Gavin Newton was one of Rick’s best friends. Squat and a bit chubby, he had an amazingly cherubic face and a slow, laid-back nature, which, Rick had told Jade, made him an exceptional Homicide cop—people said things to Gavin. He could draw a suspect’s trust, and he could encourage the most reticent witness to talk. He was also a very nice guy, a truly concerned citizen, and nothing in the horror of the job had made him insensitive to the fears, cares, and concerns of others as individuals.
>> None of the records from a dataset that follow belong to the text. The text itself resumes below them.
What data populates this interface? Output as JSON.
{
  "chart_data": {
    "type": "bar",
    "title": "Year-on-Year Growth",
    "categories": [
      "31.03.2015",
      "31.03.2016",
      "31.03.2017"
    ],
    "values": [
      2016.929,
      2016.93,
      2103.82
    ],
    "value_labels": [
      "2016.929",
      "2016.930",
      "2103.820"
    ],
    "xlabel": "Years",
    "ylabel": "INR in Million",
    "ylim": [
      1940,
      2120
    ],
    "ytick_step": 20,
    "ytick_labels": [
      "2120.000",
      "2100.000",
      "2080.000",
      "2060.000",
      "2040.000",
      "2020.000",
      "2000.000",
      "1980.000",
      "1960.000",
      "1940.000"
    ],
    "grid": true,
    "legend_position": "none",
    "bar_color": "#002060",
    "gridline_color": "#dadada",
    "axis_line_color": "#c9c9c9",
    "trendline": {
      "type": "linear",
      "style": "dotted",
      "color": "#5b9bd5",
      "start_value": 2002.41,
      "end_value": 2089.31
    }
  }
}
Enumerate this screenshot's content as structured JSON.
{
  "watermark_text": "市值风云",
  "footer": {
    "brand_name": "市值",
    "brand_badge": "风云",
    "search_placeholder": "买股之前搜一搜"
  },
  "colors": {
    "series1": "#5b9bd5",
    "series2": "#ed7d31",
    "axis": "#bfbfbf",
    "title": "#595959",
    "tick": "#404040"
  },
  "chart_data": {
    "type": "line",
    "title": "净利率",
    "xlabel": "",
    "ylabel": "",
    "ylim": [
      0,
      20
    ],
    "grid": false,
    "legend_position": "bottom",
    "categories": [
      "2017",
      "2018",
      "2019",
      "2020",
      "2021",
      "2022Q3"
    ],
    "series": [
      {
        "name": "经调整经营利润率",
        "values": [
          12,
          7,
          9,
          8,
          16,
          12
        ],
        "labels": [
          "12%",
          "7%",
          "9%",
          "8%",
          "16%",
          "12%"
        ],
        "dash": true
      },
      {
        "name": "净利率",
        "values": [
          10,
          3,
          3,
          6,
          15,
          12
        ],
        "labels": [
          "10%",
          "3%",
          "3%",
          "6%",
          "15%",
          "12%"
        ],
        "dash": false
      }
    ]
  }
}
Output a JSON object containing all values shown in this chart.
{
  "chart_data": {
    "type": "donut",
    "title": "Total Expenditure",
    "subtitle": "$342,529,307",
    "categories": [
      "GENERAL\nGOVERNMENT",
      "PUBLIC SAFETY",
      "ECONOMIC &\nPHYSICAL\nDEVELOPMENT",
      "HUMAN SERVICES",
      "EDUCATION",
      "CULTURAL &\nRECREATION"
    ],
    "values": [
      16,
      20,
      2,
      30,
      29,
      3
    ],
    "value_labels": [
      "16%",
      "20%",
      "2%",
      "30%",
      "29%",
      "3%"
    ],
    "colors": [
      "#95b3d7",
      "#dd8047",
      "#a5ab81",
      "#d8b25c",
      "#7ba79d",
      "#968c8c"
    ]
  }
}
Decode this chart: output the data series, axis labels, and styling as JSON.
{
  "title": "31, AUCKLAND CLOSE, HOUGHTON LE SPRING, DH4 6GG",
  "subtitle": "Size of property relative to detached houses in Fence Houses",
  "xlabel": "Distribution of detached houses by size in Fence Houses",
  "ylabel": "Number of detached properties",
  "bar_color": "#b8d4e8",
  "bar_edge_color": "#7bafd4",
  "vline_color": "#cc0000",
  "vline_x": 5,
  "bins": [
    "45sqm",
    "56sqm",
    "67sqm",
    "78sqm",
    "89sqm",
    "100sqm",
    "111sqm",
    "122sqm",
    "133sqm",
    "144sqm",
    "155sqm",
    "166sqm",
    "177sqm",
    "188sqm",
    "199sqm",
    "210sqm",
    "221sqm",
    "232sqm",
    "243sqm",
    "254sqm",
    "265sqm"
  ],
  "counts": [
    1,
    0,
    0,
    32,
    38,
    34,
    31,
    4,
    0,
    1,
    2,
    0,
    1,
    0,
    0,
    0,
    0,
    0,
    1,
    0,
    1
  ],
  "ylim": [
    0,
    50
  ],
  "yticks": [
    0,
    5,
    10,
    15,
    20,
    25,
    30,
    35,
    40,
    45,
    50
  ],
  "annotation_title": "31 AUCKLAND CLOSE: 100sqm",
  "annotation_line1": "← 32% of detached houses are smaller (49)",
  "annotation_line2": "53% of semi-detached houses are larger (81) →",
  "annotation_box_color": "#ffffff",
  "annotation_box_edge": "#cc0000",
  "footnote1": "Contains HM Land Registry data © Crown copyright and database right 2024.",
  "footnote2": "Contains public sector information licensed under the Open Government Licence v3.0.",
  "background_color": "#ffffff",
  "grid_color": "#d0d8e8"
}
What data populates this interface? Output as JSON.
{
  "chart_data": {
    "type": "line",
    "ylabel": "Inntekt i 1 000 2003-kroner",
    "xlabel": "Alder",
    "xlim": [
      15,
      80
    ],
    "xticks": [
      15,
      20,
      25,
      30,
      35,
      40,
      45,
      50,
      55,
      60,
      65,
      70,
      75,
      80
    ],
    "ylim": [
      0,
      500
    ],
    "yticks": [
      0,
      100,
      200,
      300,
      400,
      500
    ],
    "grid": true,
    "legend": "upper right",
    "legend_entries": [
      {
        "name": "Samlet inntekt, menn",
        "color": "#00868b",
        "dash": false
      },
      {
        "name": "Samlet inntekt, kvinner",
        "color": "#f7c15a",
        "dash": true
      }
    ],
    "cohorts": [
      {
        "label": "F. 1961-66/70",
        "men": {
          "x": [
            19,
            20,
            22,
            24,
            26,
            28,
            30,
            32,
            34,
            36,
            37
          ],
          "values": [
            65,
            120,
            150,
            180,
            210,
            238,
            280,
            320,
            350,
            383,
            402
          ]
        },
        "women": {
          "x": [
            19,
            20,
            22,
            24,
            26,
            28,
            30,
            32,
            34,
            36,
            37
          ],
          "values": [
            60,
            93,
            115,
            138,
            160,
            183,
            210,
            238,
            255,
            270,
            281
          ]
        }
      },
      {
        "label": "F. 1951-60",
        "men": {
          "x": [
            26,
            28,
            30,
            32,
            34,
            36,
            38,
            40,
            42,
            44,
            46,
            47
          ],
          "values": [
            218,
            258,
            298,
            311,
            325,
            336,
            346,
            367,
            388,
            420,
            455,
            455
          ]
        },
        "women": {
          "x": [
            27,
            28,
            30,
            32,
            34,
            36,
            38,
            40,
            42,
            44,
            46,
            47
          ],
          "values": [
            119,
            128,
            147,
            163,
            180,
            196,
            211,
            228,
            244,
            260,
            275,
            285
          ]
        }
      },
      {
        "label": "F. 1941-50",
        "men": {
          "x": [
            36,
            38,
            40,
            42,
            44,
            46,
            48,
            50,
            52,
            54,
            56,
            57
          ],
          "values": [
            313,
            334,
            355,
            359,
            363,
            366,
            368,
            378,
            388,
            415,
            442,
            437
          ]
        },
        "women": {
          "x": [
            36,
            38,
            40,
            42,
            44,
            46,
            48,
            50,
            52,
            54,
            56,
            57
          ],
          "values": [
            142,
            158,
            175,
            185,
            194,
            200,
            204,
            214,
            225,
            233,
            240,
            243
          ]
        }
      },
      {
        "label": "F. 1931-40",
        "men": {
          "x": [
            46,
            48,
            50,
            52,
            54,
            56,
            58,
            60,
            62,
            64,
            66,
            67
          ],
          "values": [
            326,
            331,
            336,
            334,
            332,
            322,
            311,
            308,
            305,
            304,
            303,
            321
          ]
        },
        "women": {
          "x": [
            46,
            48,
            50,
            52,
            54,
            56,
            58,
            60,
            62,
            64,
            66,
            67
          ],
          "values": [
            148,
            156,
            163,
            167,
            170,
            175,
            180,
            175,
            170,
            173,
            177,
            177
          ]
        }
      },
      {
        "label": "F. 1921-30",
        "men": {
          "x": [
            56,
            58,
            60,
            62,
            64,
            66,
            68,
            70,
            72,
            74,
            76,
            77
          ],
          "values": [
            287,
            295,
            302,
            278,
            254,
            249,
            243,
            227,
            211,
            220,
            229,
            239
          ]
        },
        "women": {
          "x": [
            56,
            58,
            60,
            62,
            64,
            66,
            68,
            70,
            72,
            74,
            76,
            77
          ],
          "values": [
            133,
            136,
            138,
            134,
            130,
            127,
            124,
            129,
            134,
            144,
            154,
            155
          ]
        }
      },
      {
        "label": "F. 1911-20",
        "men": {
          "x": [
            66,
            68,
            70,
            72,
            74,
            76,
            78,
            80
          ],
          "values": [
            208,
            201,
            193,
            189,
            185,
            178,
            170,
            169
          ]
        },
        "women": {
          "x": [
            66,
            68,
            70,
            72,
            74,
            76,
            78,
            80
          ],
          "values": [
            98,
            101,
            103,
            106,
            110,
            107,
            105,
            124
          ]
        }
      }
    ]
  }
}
He greeted Jade warmly, welcomed Shanna, then stared at Jade again, sighing. “Come on back to my desk,” he told them. “It was your guy, all right. I sent for information yesterday that was wired back to me, but if you take a look at most any of the papers floating around the country, you’d know that anyway now. Let’s see.... Here’s the fax on Hugh Riley.”


He handed Jade a piece of paper. She scanned the information. It gave his name, height, weight, eye and hair color, and age. Apparently, when he’d left Scotland, he’d transferred schools. Then he’d signed up for a new fraternity.


The fraternity didn’t demand any illegal or immoral offerings from its pledges—no beer guzzling, beatings, eating bizarre substances, no stealing the school mascot or trophies, and no flying underwear from the flagpole— but on the last night of pledging, the pledges were to tell ghost stories at the cemetery just outside the city. And in the dark of night... That was when the murders had occurred. “At midnight,” Jade said under her breath. “Now, Jade ...,” Gavin said softly. “Gavin, it’s exactly the same as what happened in Scotland.”


“Jade, if there are real similarities, the FBI will be calling on you.” She gazed at him sharply. “They’ll definitely be called in on it.” He shifted the papers on his desk, selecting one of the national dailies.